In about 1902 a person named Sri Sivaprakasam Pillai met Sri Ramana Maharshi at the Virupaksha cave in Thiruvannamalai and posed his doubts on self realisation. His questions and Ramana Maharshi’s answers (about 28 in number) have been published as the book ‘Who Am I ‘ . These questions and their answers can be read here. I would like to highlight below one question which explains how to practice self inquiry. It may be used as a method to channelize ones thoughts. Here is a photo of Ramana in his young age.


Qn: What is the means for constantly holding on to the thought Who am I ?
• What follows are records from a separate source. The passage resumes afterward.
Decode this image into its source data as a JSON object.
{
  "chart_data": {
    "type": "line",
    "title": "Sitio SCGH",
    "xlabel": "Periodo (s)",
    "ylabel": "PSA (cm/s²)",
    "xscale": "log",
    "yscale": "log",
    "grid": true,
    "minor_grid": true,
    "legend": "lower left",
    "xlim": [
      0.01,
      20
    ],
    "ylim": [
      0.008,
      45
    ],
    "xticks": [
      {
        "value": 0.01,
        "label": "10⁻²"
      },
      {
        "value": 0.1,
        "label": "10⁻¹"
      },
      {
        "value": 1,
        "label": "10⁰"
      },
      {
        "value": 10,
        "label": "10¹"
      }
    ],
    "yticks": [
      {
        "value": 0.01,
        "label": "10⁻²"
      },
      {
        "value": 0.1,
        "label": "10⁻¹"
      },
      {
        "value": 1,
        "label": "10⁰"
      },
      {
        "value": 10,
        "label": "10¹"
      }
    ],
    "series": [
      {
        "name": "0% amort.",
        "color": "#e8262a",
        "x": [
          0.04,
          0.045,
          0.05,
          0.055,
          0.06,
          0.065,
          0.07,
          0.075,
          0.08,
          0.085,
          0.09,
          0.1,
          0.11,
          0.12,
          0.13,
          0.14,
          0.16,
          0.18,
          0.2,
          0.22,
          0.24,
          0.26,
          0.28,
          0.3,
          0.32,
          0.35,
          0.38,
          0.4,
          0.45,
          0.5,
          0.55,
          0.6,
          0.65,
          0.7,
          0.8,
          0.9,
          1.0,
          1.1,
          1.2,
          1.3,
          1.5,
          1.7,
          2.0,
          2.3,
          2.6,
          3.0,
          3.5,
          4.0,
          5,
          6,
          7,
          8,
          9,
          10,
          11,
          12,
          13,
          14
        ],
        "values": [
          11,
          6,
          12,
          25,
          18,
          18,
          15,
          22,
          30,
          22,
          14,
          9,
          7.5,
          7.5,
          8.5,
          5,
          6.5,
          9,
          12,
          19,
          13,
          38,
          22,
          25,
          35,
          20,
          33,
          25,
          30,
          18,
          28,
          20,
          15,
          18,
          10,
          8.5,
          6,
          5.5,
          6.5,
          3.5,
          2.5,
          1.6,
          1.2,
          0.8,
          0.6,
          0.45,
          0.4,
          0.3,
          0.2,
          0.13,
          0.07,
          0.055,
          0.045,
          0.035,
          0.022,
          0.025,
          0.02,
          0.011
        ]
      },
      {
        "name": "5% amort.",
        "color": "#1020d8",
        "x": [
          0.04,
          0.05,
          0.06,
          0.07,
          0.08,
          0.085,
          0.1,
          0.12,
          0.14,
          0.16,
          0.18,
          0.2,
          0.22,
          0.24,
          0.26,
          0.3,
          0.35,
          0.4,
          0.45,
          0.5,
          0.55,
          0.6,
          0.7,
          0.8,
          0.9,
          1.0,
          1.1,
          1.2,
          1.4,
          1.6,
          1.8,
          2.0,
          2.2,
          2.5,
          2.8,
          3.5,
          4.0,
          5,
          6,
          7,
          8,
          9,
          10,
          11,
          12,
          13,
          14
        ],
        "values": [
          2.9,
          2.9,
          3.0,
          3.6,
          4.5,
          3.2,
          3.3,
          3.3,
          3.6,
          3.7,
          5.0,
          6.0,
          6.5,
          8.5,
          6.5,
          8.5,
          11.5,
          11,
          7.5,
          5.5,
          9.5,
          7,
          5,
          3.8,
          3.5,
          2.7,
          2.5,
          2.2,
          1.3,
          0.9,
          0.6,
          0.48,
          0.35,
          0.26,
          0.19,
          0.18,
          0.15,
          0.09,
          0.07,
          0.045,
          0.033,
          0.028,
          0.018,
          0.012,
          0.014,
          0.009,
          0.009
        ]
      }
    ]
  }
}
Ans: When other thoughts arise, one should not pursue them, but should inquire: ‘To whom do they arise?’ It does not matter how many thoughts arise. As each thought arises, one should inquire with diligence, “To whom has this thought arisen?”. The answer that would emerge would be “To me”. Thereupon if one inquires “Who am I?”, the mind will go back to its source; and the thought that arose will become quiescent. With repeated practice in this manner, the mind will develop the skill to stay in its source. When the mind that is subtle goes out through the brain and the sense-organs, the gross names and forms appear; when it stays in the heart, the names and forms disappear. Not letting the mind go out, but retaining it in the Heart is what is called “inwardness” (antar-mukha). Letting the mind go out of the Heart is known as “externalisation” (bahir-mukha). Thus, when the mind stays in the Heart, the ‘I’ which is the source of all thoughts will go, and the Self which ever exists will shine. Whatever one does, one should do without the egoity “I”. If one acts in that way, all will appear as of the nature of Siva (God).